Sherman Park, in the Back of the Yards community, would serve as the Explore Engineering: Rocketry program’s Cape Canaveral! The park is 57.70 acres and features a small island in the central area is surrounded by a mini lagoon which was an ideal location for the launch.

The rocketeers walked from the school, rockets in tow, with excited speculation about whose rocket would go the highest and be the loudest. Judy Lubin, the Project Exploration, Board Chair, and certified for rocket launching, joined the students. Since her participation with PE seven years ago, Judy has worked with students over the years to expose them to rocketry, but this was the first time students would build their rockets to launch.

Judy partnered with Ken Biba, founder of S4 (Small Satellites for Secondary Students). S4 is a program to deliver a science platform as payload on amateur rockets or high altitude balloons. He was responsible for working with the students to build their satellites.

The students determined the launch order, and preparations for the launch began. After a few minutes of set up, the crowd fell silent as together we eagerly started the count- down. ‘Ten, nine, eight…” However, the “three, two, one, blastoff!” was anticlimactic when nothing happened.

Students were puzzled as they worked alongside Judy and Ken to diagnose the problem. After several attempts and testing, it was determined the power was not sufficient. Without any hesitation, a father in the audience volunteered to get a car battery from an auto shop – he was our true hero of the day!

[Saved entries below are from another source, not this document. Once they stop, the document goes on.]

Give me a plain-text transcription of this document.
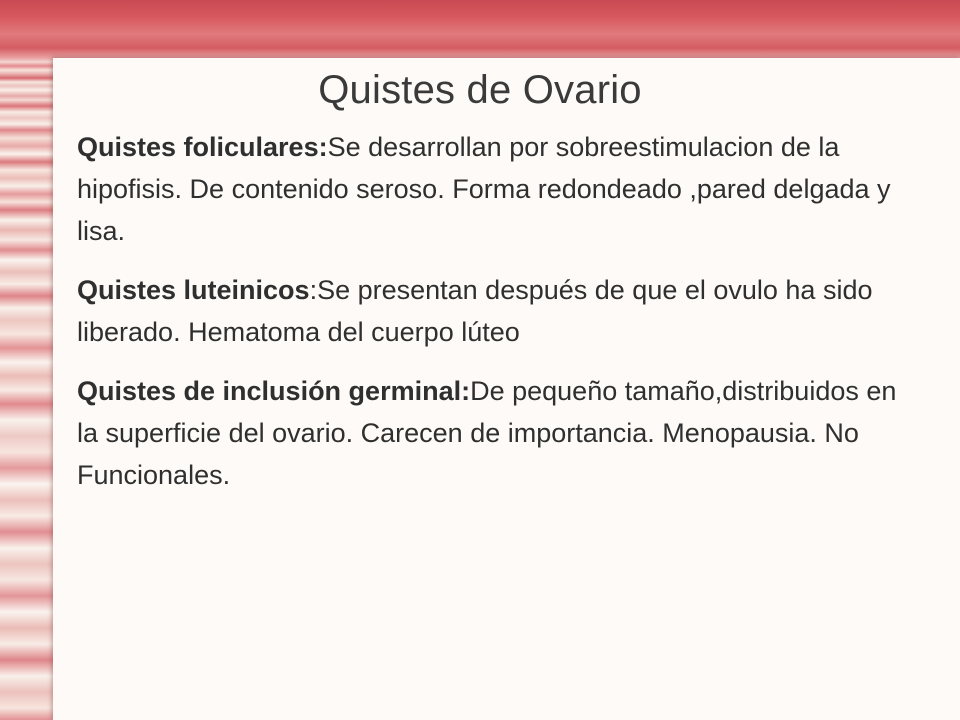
Quistes de Ovario

Quistes foliculares:Se desarrollan por sobreestimulacion de la hipofisis. De contenido seroso. Forma redondeado ,pared delgada y lisa.

Quistes luteinicos:Se presentan después de que el ovulo ha sido liberado. Hematoma del cuerpo lúteo

Quistes de inclusión germinal:De pequeño tamaño,distribuidos en la superficie del ovario. Carecen de importancia. Menopausia. No Funcionales.
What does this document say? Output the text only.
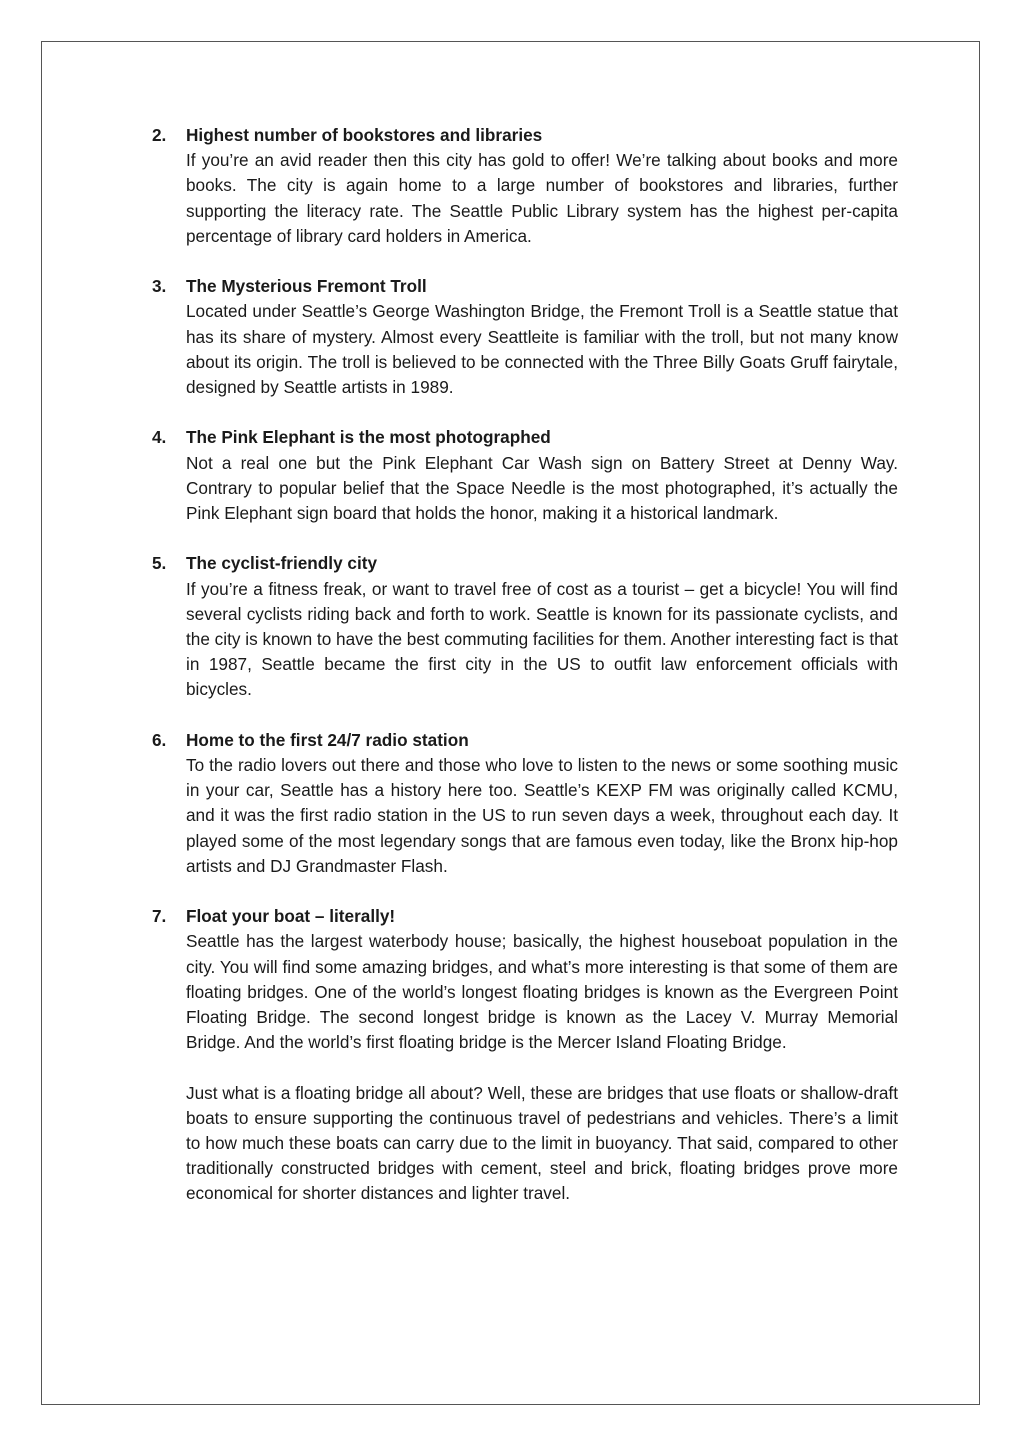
2. Highest number of bookstores and libraries

If you’re an avid reader then this city has gold to offer! We’re talking about books and more books. The city is again home to a large number of bookstores and libraries, further supporting the literacy rate. The Seattle Public Library system has the highest per-capita percentage of library card holders in America.

3. The Mysterious Fremont Troll

Located under Seattle’s George Washington Bridge, the Fremont Troll is a Seattle statue that has its share of mystery. Almost every Seattleite is familiar with the troll, but not many know about its origin. The troll is believed to be connected with the Three Billy Goats Gruff fairytale, designed by Seattle artists in 1989.

4. The Pink Elephant is the most photographed

Not a real one but the Pink Elephant Car Wash sign on Battery Street at Denny Way. Contrary to popular belief that the Space Needle is the most photographed, it’s actually the Pink Elephant sign board that holds the honor, making it a historical landmark.

5. The cyclist-friendly city

If you’re a fitness freak, or want to travel free of cost as a tourist – get a bicycle! You will find several cyclists riding back and forth to work. Seattle is known for its passionate cyclists, and the city is known to have the best commuting facilities for them. Another interesting fact is that in 1987, Seattle became the first city in the US to outfit law enforcement officials with bicycles.

6. Home to the first 24/7 radio station

To the radio lovers out there and those who love to listen to the news or some soothing music in your car, Seattle has a history here too. Seattle’s KEXP FM was originally called KCMU, and it was the first radio station in the US to run seven days a week, throughout each day. It played some of the most legendary songs that are famous even today, like the Bronx hip-hop artists and DJ Grandmaster Flash.

7. Float your boat – literally!

Seattle has the largest waterbody house; basically, the highest houseboat population in the city. You will find some amazing bridges, and what’s more interesting is that some of them are floating bridges. One of the world’s longest floating bridges is known as the Evergreen Point Floating Bridge. The second longest bridge is known as the Lacey V. Murray Memorial Bridge. And the world’s first floating bridge is the Mercer Island Floating Bridge.

Just what is a floating bridge all about? Well, these are bridges that use floats or shallow-draft boats to ensure supporting the continuous travel of pedestrians and vehicles. There’s a limit to how much these boats can carry due to the limit in buoyancy. That said, compared to other traditionally constructed bridges with cement, steel and brick, floating bridges prove more economical for shorter distances and lighter travel.
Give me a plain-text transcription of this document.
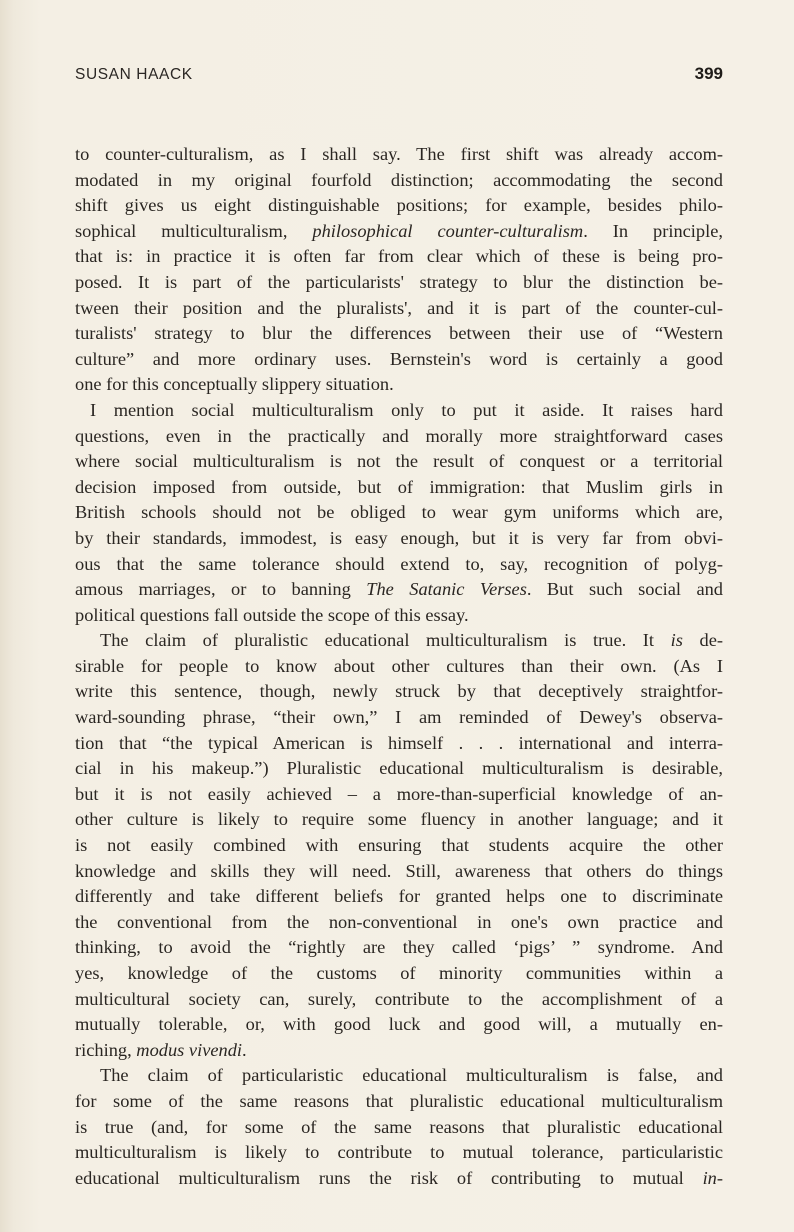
SUSAN HAACK	399
to counter-culturalism, as I shall say. The first shift was already accom-
modated in my original fourfold distinction; accommodating the second
shift gives us eight distinguishable positions; for example, besides philo-
sophical multiculturalism, philosophical counter-culturalism. In principle,
that is: in practice it is often far from clear which of these is being pro-
posed. It is part of the particularists' strategy to blur the distinction be-
tween their position and the pluralists', and it is part of the counter-cul-
turalists' strategy to blur the differences between their use of “Western
culture” and more ordinary uses. Bernstein's word is certainly a good
one for this conceptually slippery situation.
I mention social multiculturalism only to put it aside. It raises hard
questions, even in the practically and morally more straightforward cases
where social multiculturalism is not the result of conquest or a territorial
decision imposed from outside, but of immigration: that Muslim girls in
British schools should not be obliged to wear gym uniforms which are,
by their standards, immodest, is easy enough, but it is very far from obvi-
ous that the same tolerance should extend to, say, recognition of polyg-
amous marriages, or to banning The Satanic Verses. But such social and
political questions fall outside the scope of this essay.
The claim of pluralistic educational multiculturalism is true. It is de-
sirable for people to know about other cultures than their own. (As I
write this sentence, though, newly struck by that deceptively straightfor-
ward-sounding phrase, “their own,” I am reminded of Dewey's observa-
tion that “the typical American is himself . . . international and interra-
cial in his makeup.”) Pluralistic educational multiculturalism is desirable,
but it is not easily achieved – a more-than-superficial knowledge of an-
other culture is likely to require some fluency in another language; and it
is not easily combined with ensuring that students acquire the other
knowledge and skills they will need. Still, awareness that others do things
differently and take different beliefs for granted helps one to discriminate
the conventional from the non-conventional in one's own practice and
thinking, to avoid the “rightly are they called ‘pigs’ ” syndrome. And
yes, knowledge of the customs of minority communities within a
multicultural society can, surely, contribute to the accomplishment of a
mutually tolerable, or, with good luck and good will, a mutually en-
riching, modus vivendi.
The claim of particularistic educational multiculturalism is false, and
for some of the same reasons that pluralistic educational multiculturalism
is true (and, for some of the same reasons that pluralistic educational
multiculturalism is likely to contribute to mutual tolerance, particularistic
educational multiculturalism runs the risk of contributing to mutual in-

After additional testing and re-engineering, the rocket was set up again with the igniter cables attached to our brand new car battery. Once again we counted down “ten, nine, eight” but this time – IGNITION! The rocket shot straight up into the sky while huge smiles shot across the faces of every student, staff member, and visitor.

Everyone shared a special moment of victory in attendance. Students watched the satellite slowly return to earth. One phase of the project, the launch, closed and another step opened, that of analyzing and interpreting the collected data!

One group was so excited to collect their data they retrieved their rogue satellite from the lagoon. It was a fun retrieval operation to witness, minus the smell of the muddy lagoon

Project Exploration continues to provide exposure and access

This summer, our students demonstrated a tremendous capacity to comprehend and execute all of the steps necessary to complete a challenging project.

How do we measure the success of this project? Perhaps the number of students who want to go on to study aerospace engineering? We had a few of those.

Or by the number of students who developed leadership skills and capacities related to engineering, physics, and rocketry? We had that also.

But, we measure our success in so many ways.Dr. Orison Marden said, “Success is not measured by what you accomplish, but by the opposition, you have encountered.” With opposition as the metric, our Explore Engineering summer program was a brilliant success.